The state Supreme Court also ruled last year that the way a voters initiative set up charter schools unconstitutionally taps state funds, because most of those schools aren’t directly controlled by elected school boards. But that ruling was issued after nine charter schools were up and running for the 2015-16 school year, with an estimated 1,300 students in their classrooms.
Legislators who support charter schools as innovative systems free of certain mandates want to find a constitutional way to get them state money. Those who oppose them say there are other alternative education possibilities already on the books to fill that need.
Prison release scandal
The state Department of Corrections revealed in late 2015 that it had released hundreds of inmates before they had served their sentences because of a computer programming error. Even worse, some department officials had known about the error, but repeatedly delayed fixing it for reasons that still haven’t been explained. So far eight felonies and two deaths – one in Spokane last May – have been linked to inmates who were incorrectly released early.

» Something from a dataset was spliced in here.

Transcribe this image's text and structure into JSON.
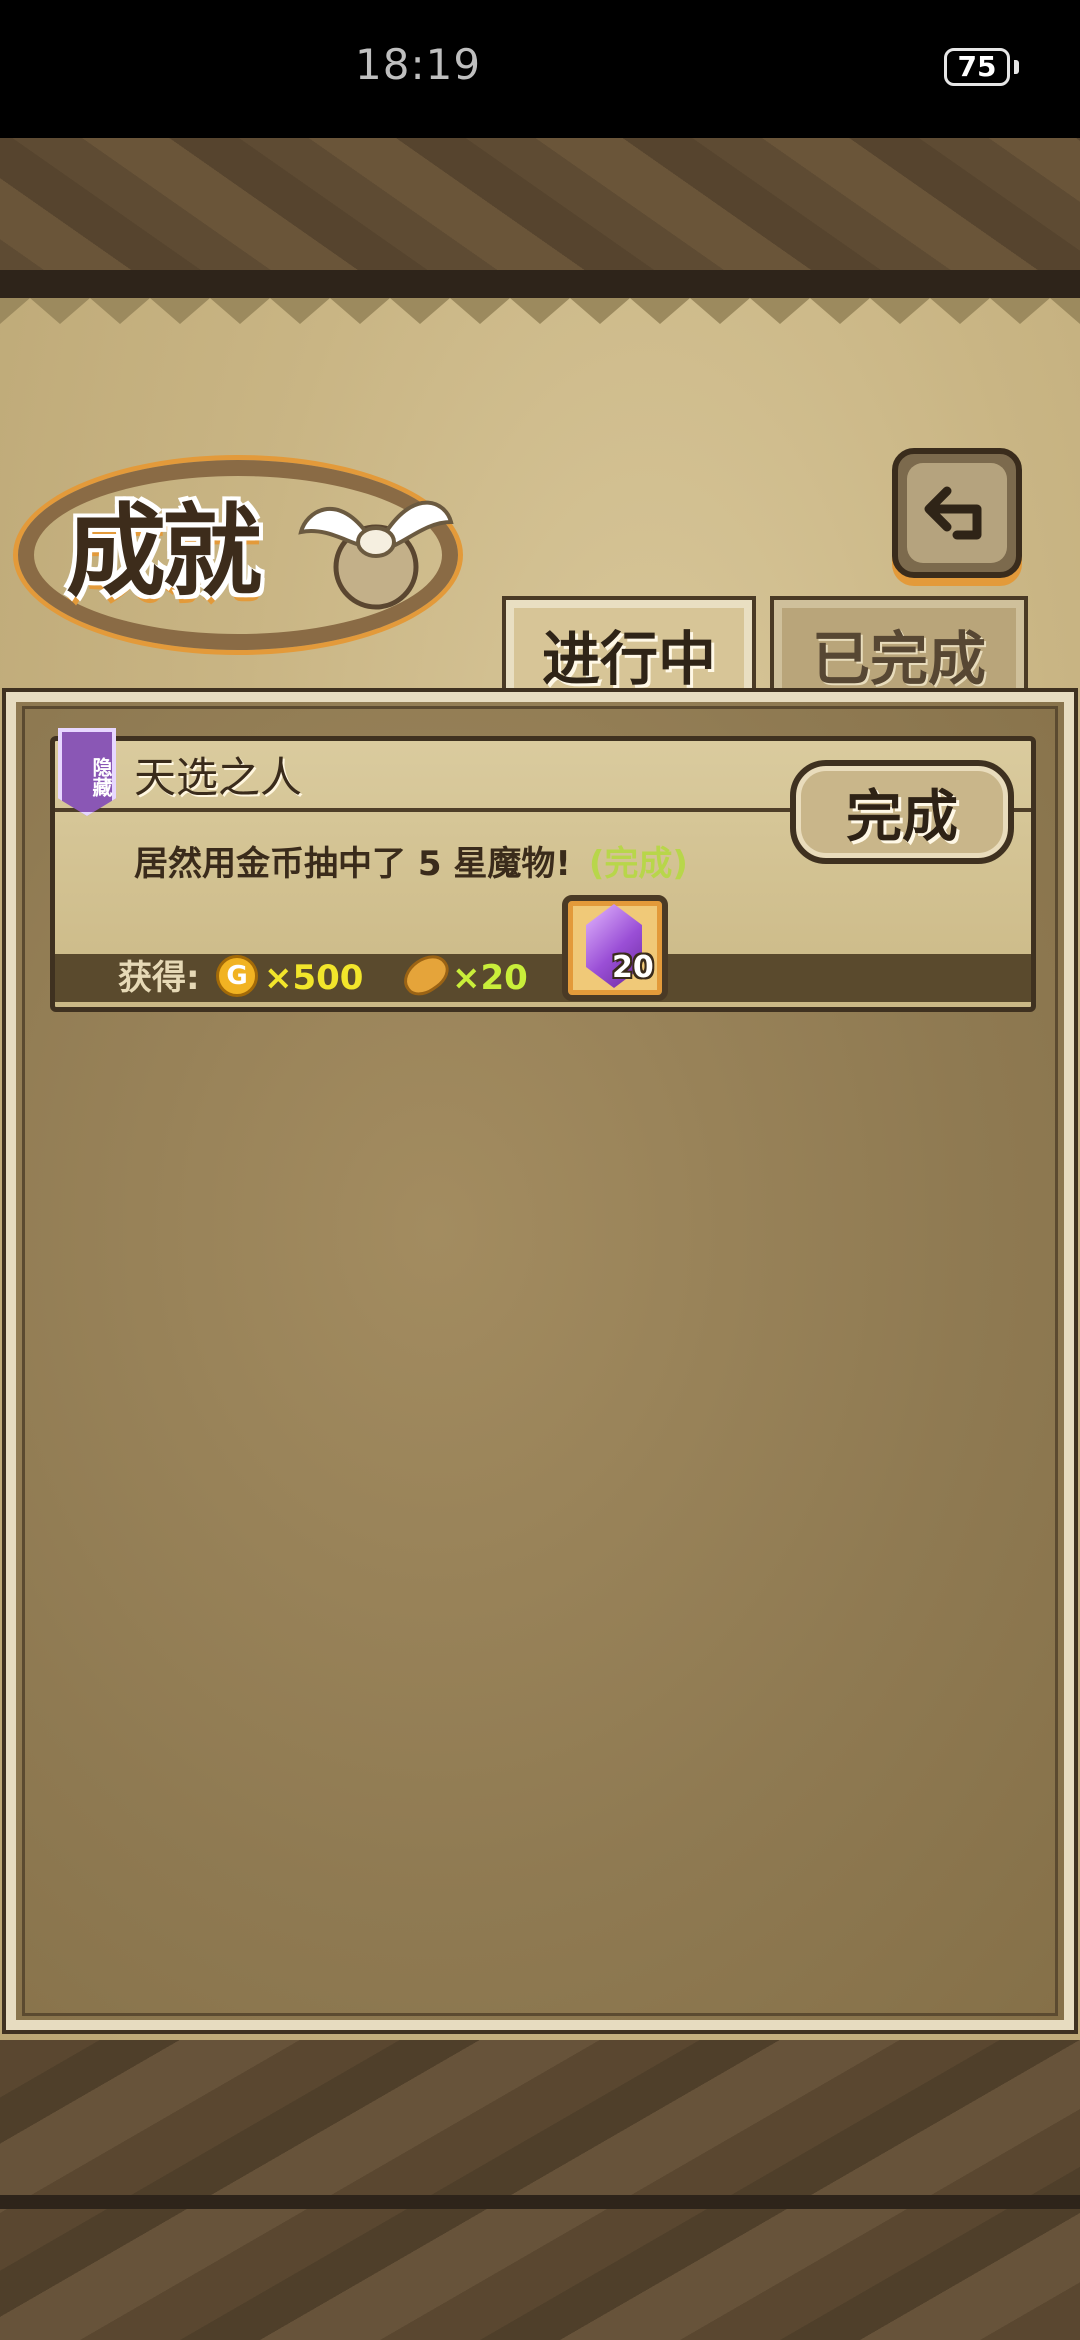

Inslee, who calls the problems “absolutely maddening and totally mind-boggling,” has hired two former federal prosecutors for an independent investigation. Lawmakers plan their own investigation, with the Senate Law and Justice Committee, headed by Mike Padden, R-Spokane Valley, planning a hearing the first week of the session.
An initiative to impose a carbon emissions tax on fossil fuels will almost certainly have enough valid signatures to be sent to the Legislature, but Republicans are opposed and Senate Democratic Leader Sharon Nelson is concerned about a possible $400 million hit to the state budget. Legislators could ignore it, which would send it to voters in November, or propose an alternative that would share the ballot.

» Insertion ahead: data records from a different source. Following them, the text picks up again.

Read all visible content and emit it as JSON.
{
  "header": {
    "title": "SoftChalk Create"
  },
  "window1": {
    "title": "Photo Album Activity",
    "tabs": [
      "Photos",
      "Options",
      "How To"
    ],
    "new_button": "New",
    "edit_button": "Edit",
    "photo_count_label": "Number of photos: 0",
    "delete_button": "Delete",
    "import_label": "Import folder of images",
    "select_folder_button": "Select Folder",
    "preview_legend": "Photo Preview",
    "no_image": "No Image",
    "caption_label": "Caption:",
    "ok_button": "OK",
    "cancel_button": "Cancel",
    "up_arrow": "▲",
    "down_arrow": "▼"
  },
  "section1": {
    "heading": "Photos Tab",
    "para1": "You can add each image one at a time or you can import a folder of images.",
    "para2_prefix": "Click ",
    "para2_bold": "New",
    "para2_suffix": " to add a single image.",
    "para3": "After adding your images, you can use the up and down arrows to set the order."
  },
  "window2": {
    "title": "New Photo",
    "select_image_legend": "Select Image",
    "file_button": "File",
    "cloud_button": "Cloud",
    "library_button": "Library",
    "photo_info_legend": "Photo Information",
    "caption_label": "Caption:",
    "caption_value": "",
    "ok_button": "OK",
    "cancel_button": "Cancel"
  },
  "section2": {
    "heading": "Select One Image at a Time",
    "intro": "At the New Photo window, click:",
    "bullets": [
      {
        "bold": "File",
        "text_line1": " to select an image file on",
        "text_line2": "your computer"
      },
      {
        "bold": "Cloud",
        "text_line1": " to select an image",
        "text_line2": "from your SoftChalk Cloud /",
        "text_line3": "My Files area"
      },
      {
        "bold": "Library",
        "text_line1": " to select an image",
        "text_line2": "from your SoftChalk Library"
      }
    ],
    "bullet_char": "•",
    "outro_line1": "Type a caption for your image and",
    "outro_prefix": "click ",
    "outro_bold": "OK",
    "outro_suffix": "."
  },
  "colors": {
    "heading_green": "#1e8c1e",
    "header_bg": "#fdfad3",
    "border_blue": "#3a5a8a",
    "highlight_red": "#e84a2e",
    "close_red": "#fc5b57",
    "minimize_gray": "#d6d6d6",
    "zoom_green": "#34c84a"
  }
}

Inslee also has ordered the Department of Ecology to develop new rules under the state Clean Air Act that would require the state’s largest sources of carbon dioxide to cut their emissions. Some Senate Republicans say that will force manufacturers out of the state and have vowed to block those rules. Inslee said if they don’t like the rules they’ll have to amend the Clean Air Act.
The federal government is ordering the state to comply with a law that requires a driver’s license or state-issued ID to note proof of citizenship or legal residence. That identification would be used for certain things like plane travel or returning to the country from Canada or Mexico.
Currently, Washington has a two-tiered system in which a more expensive “enhanced” license or ID card shows citizenship or legal residency, but standard driver’s licenses and ID cards don’t. Those standard forms of ID are held by some 6 million.
The state got several extensions on a deadline to implement Real ID, but the Legislature didn’t pass a law last year and the Department of Homeland Security is refusing another extension. On Friday, the department said residents of states that don’t meet the law will need another form of ID, like a passport, for domestic air travel after Jan. 22, 2018.
State Auditor Troy Kelley is scheduled for trial in March on federal charges that include money laundering and tax evasion from a business he ran before he was elected. Last year, amid calls for his resignation, he put himself on unpaid leave and turned the office over to an assistant. In November, a bipartisan group of House members proposed a resolution to impeach him, not for the criminal charges he faces but for abandoning his duties. They wanted a vote early in the session that could send the case to the Senate for an impeachment trial.
Kelley returned to his job the next day. Opponents say the charge still sticks for the seven months he was gone, but legislative leaders recently seemed lukewarm about taking up the limited time in the session with an impeachment proceeding, and repeated their calls for Kelley simply to resign.